Bien sûr, et le plus tôt possible. Compte tenu des dangers qu’elle emporte sur la filiation et sur la marchandisation des enfants, c’est une loi dont je n’imagine pas le maintien. Elle affaiblit le mariage comme institution, l’accès à la filiation, et annonce l’arrivée des mères porteuses. Je suis le seul à vouloir son abrogation.Tous les autres candidats sont victimes de l’effet de cliquet : la loi est légitimée par le simple fait qu’elle existe. Ce que je n’accepte pas.
De quel candidat vous sentez-vous le plus proche sur le plan des idées ?
En apparence François Fillon. Mais il a sur le plan économique une vision radicalement différente de la mienne. Il est devenu très libéral, il revendique une référence à Margareth Thatcher que je récuse, il est persuadé que le retour aux 39 heures est la clé économique, tout ce que je ne crois pas … Sur le plan européen, il a oublié qu’il a été souverainiste et anti Maastricht. Je considère que je suis le seul vrai héritier de Philippe Séguin dans cette campagne des primaires, comme souverainiste et gaulliste social.

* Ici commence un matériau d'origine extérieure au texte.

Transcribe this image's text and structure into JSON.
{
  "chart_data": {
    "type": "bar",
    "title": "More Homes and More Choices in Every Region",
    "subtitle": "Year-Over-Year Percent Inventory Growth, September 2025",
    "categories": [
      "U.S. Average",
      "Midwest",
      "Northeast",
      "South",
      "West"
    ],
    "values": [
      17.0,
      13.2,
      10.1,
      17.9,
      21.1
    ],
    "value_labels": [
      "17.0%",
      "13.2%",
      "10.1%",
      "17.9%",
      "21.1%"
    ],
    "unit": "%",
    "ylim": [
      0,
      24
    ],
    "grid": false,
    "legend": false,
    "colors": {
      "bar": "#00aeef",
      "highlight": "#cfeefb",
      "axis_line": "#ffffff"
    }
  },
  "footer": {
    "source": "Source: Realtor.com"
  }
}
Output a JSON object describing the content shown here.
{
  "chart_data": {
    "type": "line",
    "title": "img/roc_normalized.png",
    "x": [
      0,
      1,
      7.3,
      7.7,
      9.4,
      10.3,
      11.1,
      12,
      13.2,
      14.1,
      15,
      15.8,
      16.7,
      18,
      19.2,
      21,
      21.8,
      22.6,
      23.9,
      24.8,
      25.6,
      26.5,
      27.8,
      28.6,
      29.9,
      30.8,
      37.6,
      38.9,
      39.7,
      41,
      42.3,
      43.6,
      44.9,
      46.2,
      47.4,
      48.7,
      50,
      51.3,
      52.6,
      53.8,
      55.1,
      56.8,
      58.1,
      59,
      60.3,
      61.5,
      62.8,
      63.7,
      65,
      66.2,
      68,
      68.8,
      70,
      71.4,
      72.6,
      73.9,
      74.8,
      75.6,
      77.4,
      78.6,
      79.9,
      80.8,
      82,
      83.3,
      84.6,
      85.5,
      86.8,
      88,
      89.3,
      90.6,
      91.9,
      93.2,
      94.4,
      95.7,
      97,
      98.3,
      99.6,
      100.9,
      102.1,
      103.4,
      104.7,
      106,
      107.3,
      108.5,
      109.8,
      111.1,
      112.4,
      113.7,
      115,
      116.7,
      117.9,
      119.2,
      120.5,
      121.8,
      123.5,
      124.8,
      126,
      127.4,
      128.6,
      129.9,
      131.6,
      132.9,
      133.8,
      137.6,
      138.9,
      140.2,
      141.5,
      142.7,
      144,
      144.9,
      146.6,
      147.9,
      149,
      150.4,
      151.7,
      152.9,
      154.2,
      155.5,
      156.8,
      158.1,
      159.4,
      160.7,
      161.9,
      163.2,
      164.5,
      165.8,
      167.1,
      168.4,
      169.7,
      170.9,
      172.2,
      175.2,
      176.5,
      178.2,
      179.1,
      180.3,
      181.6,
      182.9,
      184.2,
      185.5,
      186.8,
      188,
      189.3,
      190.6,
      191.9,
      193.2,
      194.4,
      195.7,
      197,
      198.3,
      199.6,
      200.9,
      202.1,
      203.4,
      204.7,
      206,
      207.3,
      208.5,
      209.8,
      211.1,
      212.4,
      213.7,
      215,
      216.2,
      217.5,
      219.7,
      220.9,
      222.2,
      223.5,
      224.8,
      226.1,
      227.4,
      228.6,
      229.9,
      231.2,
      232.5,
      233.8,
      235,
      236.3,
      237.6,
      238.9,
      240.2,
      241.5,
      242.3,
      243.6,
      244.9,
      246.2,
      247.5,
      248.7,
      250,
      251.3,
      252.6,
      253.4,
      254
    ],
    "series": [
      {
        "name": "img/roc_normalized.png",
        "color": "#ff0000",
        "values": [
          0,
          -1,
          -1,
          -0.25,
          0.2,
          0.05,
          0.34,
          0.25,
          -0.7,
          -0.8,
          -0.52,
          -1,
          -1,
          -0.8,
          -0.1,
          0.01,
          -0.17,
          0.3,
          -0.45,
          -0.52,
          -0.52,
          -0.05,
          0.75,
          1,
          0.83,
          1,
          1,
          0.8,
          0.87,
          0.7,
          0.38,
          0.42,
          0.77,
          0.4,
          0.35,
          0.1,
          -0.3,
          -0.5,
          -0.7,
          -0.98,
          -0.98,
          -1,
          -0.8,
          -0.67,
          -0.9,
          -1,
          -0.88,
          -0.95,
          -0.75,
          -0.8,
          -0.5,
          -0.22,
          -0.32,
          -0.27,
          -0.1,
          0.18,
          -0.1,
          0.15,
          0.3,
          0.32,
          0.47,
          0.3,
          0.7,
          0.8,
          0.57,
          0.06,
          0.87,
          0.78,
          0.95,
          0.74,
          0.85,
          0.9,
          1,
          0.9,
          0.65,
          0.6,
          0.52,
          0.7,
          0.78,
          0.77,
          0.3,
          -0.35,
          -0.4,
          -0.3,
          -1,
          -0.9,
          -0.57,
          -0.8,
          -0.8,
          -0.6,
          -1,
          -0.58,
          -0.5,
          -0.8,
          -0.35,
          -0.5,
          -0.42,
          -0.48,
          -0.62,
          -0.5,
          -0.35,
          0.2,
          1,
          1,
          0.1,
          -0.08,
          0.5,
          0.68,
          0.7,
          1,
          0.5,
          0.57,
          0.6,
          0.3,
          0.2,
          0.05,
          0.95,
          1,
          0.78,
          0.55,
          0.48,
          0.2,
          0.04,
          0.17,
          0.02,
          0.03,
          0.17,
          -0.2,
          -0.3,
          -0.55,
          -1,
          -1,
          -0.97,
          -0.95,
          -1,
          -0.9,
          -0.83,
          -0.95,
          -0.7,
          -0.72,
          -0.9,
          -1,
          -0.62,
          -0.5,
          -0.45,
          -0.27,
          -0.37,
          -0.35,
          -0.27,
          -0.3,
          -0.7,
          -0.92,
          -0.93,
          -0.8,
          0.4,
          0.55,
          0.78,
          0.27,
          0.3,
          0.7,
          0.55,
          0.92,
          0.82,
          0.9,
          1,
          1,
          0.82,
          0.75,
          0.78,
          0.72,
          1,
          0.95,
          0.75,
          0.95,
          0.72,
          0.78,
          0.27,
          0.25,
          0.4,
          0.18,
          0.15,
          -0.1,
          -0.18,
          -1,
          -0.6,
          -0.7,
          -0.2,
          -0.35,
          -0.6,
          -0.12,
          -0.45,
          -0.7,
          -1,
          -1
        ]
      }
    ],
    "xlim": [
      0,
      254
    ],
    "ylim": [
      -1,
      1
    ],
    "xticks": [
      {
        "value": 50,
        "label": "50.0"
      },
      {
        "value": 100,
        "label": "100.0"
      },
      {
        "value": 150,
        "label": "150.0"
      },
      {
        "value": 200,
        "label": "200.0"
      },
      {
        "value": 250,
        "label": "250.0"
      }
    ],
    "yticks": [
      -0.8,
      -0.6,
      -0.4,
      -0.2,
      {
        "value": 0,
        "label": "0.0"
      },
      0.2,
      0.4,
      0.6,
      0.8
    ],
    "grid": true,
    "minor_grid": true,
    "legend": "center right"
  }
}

Et vis-à-vis du Front national ?
J’ai un désaccord profond avec le FN sur la peine de mort, sur sa vision laïcarde de la société, sur la manière dont il envisage de recentraliser l’éducation nationale en ignorant l’enseignement libre. Pour ces raisons je considère le FN comme un adversaire politique, même si certaines des alertes qu’il lance doivent être entendues.
Que pensez-vous d’Emmanuel Macron ?
Il a assassiné Manuel Valls, et il sera le seul homme de droite libérale dans la primaire de gauche.